Jens Quistgaard Eighty-Piece 'Variations V' Cutlery Set
An 80 piece set of forged ‘Variations V’ cutlery in stainless steel, designed by Jens Quistgaard, for Dansk in 1955.
A 9-piece service for 8 people, consisting of; 8x Dinner Forks, 8x Dinner Knives, 8x Soup Spoons, 8x Salad Forks, 8x Butter Spreaders, 8x Teaspoons, 8x Cocktail Fork, 8x Long Handled Forks, 8x Demitasse Spoons, 1x Carving Set, 1x Sauce Ladle, 1x Serving Fork, and 4x Serving Spoons.
Despite Jens Quistgaard, the designer behind Dansk Designs’ approximate 4,000 objects, being Danish, the company he worked with, for 30 years, was actually American.

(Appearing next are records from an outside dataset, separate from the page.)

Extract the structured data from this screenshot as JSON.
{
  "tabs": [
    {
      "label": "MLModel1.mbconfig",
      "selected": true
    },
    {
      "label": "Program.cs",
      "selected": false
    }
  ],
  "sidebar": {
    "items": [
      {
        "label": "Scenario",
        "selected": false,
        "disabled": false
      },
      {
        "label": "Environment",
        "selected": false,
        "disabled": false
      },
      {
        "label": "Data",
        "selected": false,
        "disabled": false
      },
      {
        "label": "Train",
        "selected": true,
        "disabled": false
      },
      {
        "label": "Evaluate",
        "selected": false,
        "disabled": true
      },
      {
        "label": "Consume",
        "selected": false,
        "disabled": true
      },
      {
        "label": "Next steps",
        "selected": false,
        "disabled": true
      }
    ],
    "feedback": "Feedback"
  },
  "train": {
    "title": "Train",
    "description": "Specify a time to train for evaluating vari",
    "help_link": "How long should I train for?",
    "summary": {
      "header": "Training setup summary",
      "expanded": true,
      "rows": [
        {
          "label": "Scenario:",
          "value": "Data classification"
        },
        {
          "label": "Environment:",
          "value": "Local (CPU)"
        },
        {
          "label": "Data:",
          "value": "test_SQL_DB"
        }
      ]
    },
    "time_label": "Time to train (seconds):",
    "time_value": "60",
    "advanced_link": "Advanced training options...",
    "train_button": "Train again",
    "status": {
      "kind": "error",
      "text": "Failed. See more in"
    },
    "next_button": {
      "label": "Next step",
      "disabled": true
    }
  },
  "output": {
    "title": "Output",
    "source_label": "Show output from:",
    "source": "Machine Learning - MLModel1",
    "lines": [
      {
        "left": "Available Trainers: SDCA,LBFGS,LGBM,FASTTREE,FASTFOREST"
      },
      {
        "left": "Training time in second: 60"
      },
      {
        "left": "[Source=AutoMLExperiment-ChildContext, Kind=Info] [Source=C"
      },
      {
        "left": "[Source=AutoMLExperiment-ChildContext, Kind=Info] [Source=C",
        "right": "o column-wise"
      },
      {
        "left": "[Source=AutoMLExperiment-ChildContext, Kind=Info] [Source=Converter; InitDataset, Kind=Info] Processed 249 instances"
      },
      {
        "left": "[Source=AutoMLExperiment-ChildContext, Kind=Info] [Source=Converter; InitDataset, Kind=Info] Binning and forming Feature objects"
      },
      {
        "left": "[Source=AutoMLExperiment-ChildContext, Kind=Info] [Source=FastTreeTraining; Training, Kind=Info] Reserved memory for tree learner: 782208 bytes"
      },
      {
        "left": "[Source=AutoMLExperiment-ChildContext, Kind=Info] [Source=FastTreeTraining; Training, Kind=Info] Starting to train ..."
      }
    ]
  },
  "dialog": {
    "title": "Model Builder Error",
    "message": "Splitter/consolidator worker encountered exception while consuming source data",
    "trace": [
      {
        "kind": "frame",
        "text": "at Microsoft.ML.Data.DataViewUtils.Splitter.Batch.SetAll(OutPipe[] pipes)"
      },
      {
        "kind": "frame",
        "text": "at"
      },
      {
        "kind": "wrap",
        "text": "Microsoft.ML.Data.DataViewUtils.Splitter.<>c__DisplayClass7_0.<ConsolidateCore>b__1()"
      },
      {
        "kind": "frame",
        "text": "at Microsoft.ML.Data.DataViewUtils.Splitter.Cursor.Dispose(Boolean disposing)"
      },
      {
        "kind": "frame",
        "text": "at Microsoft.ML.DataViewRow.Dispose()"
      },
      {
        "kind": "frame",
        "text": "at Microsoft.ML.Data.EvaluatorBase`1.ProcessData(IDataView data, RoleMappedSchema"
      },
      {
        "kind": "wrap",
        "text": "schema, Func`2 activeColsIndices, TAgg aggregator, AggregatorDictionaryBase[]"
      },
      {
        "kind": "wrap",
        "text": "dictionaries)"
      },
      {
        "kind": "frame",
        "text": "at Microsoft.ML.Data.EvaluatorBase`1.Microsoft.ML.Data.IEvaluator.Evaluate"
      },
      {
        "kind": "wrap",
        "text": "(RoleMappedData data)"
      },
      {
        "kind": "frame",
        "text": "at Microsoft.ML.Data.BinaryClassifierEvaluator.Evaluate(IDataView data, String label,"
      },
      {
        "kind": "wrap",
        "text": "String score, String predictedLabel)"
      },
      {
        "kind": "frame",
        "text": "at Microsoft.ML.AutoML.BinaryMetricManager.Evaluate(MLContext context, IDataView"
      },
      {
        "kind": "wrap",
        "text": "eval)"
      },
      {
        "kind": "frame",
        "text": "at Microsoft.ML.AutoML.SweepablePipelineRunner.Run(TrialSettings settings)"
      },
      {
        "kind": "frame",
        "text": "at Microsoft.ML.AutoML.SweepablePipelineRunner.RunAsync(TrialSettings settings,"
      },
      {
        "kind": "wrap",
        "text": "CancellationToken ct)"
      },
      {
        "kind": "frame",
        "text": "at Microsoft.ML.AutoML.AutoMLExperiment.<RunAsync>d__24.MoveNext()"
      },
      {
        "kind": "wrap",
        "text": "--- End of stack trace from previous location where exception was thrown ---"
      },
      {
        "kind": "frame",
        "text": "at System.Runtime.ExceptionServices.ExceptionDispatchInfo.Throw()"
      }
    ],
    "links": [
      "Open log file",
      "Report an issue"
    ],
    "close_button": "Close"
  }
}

It all began in the summer of 1954 when, on their travels through Europe looking for designs to introduce to the US market, American businesspeople Ted & Martha Nierenberg encountered ‘Fjord’ and 9 other designs. This was at the Kunstindustrimuseet (the Danish Design Museum) which then gave visitors the opportunity to browse through a large index of contemporary Danish design.
The Nierenberg’s initially chose ten designs from this index, without having any knowledge of who designed the individual pieces. Once the full details were handed to them, it transpired that 9 out of the 10 designs were by Jens Harald Quistgaard.[1] Of course, the Nierenberg’s felt compelled to demand an immediate meeting with Quistgaard.
Once in a room together, they succeeded in convincing Quistgaard into partnership with them, and Dansk was born!
Rather than ‘Fjord’ being the first flatware launched by Dansk, ‘Fjord’ launched Dansk. In the next year, 1955, soon to follow were Variations IV, V, and VI. All these cutlery designs were in the first instance modelled in wood, ‘carved and curved by the knowing hands of Jens Quistgaard’. Subsequently, ‘Variations V’ was not produced in metal by mass production methods but by hand.
As a “swish” Dansk advert so eloquently put it in the 1960’s ‘no stamping-press can make such subtle curves and hollows, such sure transitions from thick to thin and back, each in its proper place and proportion.’
The same ad features a fabulous visual analysis, inviting admirers of design to ‘Look closely at a Dansk spoon. Turn it over. View it from the side. Sight down the stem. You'll see how, like all good sculpture, it is always in visual balance from any viewpoint. As it is in physical balance in your hand.
And your hand, as well as your eye, must judge these pieces. Not for balance alone but for finish. Each Dansk piece is hand-ground. Hand-rubbed. In more than 100 small, sure operations. This is the only way to achieve the famed Dansk low-lustre patina. Time and use can only improve it.’
[1] The collection record of 'Variations V' in the Victoria & Albert Museum.
Model Name: ‘Variations V’
Designer: Jens Harald Quistgaard
Manufacturer: Dansk Designs
Year of Design: 1955
Dates Produced: From c.1955, possibly until the 1970s.
Colour: Silver
Carving Knife (Largest Piece) Height: 32 cm, Width: 3 cm, Depth: 1 cm
Cocktail Fork (Smallest Piece) Height: 11.5 cm, Width: 2 cm, Depth: 1 cm
Condition: Very Good. Age related wear consistent with age related use.
Branding: Ladle, Cocktail Forks & Long Handled Forks all stamped ‘Dansk Designs Denmark IHQ’. All other items marked ‘Dansk Designs Finland IHQ’ All knives feature Quistgaard's four ducks logo.